E’ a questo punto della serata, quando ormai sono pronto per la tumulazione, che il Tedesco riprende misteriosamente vita, inizia a straparlare come un posseduto, mentre il Gattopardo gli fa da sfondo, con delle risate registrate da telefilm americano anni 70.
Il
 Raudo frattanto gioca una mano di carte, esce sul balcone a fumare una paglia (lasciando la portafinestra aperta e facendo subito crollare la temperatura interna a livelli artici), mangia un sacchetto di lupini che ha trovato chissà dove, beve un mignon di grappa Libarna, lancia un’altra mano di carte, di nuovo paglia sul balcone …insomma diventa pericolosissimo, e potrebbe andare avanti così tutta la notte, come un terminator.
Il suo opposto è il Castro, distrutto, d’altronde è l’unico che non partecipa, per sua scelta, alla partita.

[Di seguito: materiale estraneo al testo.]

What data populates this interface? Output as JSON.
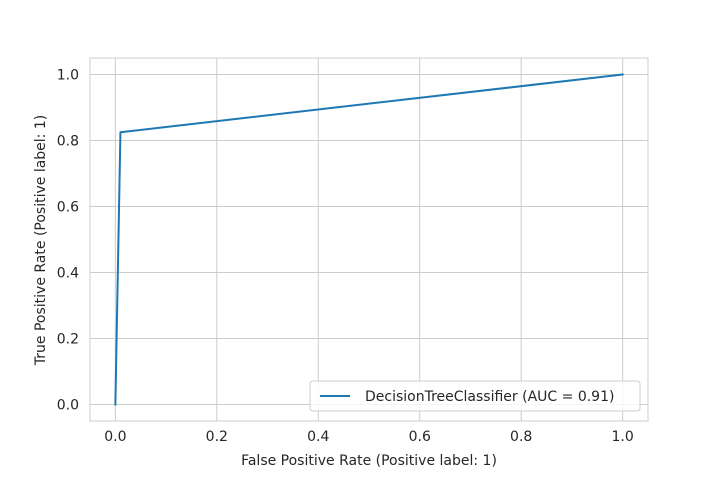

Siede con la schiena appoggiata al muro, gli occhi quasi completamente chiusi, non articola verbo
 ed il suo unico segno di vita, ad intervalli regolari, è il sollevare una chiappa dal pavimento per emettere sinistri crepitìi intestinali.

Gioco ad minchiam l’ultima carta (commettendo una troiata clamorosa che in altri momenti mi costerebbe un cazziatone), e annuncio un liberatorio “Beh ragazzuoli, io me ne vado a dormire con Rombo di Tuono, che è lì che sembra il cadavere di Aldo Moro nella Renault 4”.
Il
 Raudo è un po’ deluso “Ma non facciamo un’ultima partita? Io non ho mica sonno” – è in buona fede, come sempre, non si rende conto che ha gli occhi che sembrano due murrine.
“Beh, mi sa che vado in branda anch’io” chiosa
 Ted, che finalmente si spegne, emettendo strani scricchiolii di raffreddamento, come un vecchio televisore a valvole.
Raccatto Aldo Moro e siamo già in corridoio, diretti verso la nostra oscena stanza matrimoniale, quando sentiamo il Gattopardo scappare fuori dal bagno in preda a conati di vomito. Deve aver scoperto che “qualcuno” gli ha cacato nel bidet.

(...)

E’ una giornata di festa, sulle rive del Gange. I lebbrosi e tutti i portatori di malattie dell’India si sono dati appuntamento qui, oggi, per la rituale immersione degli arti feriti nelle sacre acque. Giungono qui dopo centinaia di km a piedi sotto il sole implacabile, senz’acqua per lavarsi, con le ferite ormai putrescenti. I loro visi sono gioiosi, ma l’odore dell’aria è terrificante, stagnante, indescrivibile.
Ma io che ci faccio qui?
Poi mi sveglio.
Lentamente riprendo contatto con la realtà.
La stanza è invasa di sole, ma quasi non riesco a distinguere il soffitto per la presenza di una specie di foschia interna.
La schiena mi fa male per il materasso di merda. Il collo mi fa male per il cuscino di merda. Mi rendo subito conto che devo aprire rapidamente una finestra. Sto per morire asfissiato, l’odore di pus marcio mi ha seguito non so come dal Gange a Corvara di Badia.
Scendo da quel letto fottuto e quasi mi mancano le ginocchia, ma riesco ad aprire i vetri e a far entrare ossigeno puro e gelato. Un attimo ancora e sarei svenuto.
Tutte le volte che dormo col Castro è la stessa storia. Lui è lì che se la dorme beato, con un sorrisetto ebete e non si è accorto di nulla. Sembra incredibile, eppure anche i raggi del sole e l’aria potente di montagna faticano a sconfiggere quel fetore infame, che si è accumulato durante la notte nella stanza. Tremo dal freddo, ma mi guardo bene dall’allontanarmi dal supporto vitale della finestra.
Recupero uno dei miei stivali e lo lancio al Castro, sperando di colpirlo nei coglioni “Svegliati stronzo!”
Quello manco apre gli occhi, annusa l’atmosfera e ride come una jena “hi, hi, hi”.
“Cazzo ridi, merda? Stavo per morire con tutto il gas che hai fatto stanotte!” e gli tiro anche l’altro stivale, mirando alla bocca.